ZURICH Feb 22 The Swiss government told the
finance ministry on Wednesday to come up with a Plan B by
mid-year for eliminating ultra-low tax rates for multinationals
after voters rejected the original proposal, setting up a clash
with other rich countries.
The Swiss had promised to meet international standards and
end by 2019 special low tax rates that benefit about 24,000
companies, a deadline that Finance Minister Ueli Maurer has said
was dashed by this month's referendum.
The cabinet instructed his ministry to "draw up the
substantive parameters for a new tax proposal by mid-2017 at the
latest", a quick pace welcomed by the main Swiss business lobby.
The ministry will consult representatives of political
parties, cantons, municipalities, business and labour in
crafting a new plan, which the full government will use to craft
new legislation that must get through parliament and probably
voters under the Swiss system of direct democracy.

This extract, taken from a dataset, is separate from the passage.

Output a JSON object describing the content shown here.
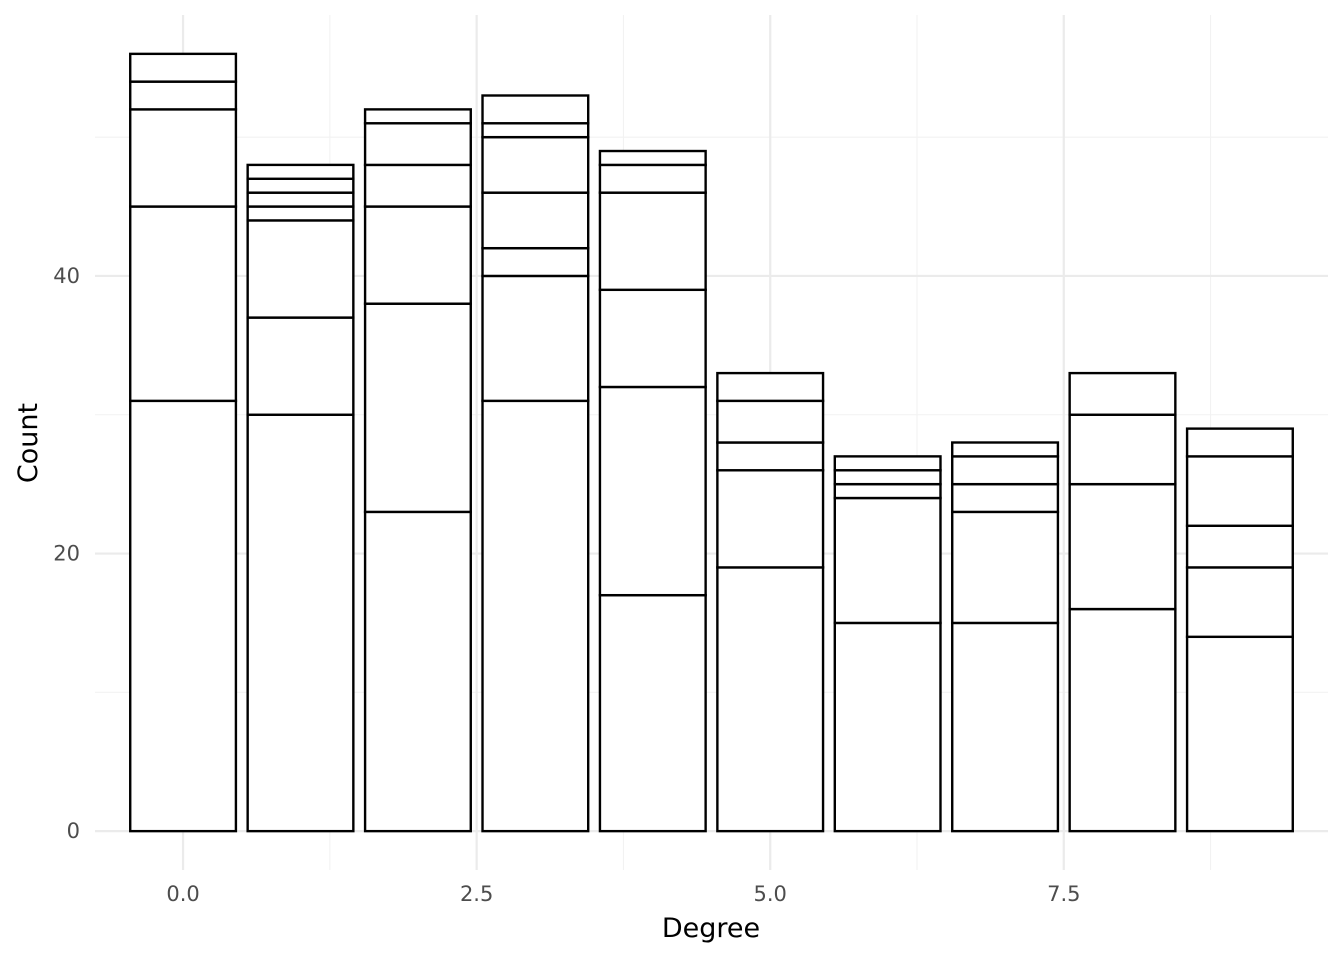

Most Swiss recognise the country needs reform to avoid being
blacklisted as a low-tax pariah, but measures proposed to help
companies offset the loss of their special status breaks had
created deep divisions that led to the package's defeat.
The European Commission, which is in the process of drawing
up a blacklist of uncooperative tax regimes, has said it was
"very disappointed" with the Swiss referendum outcome.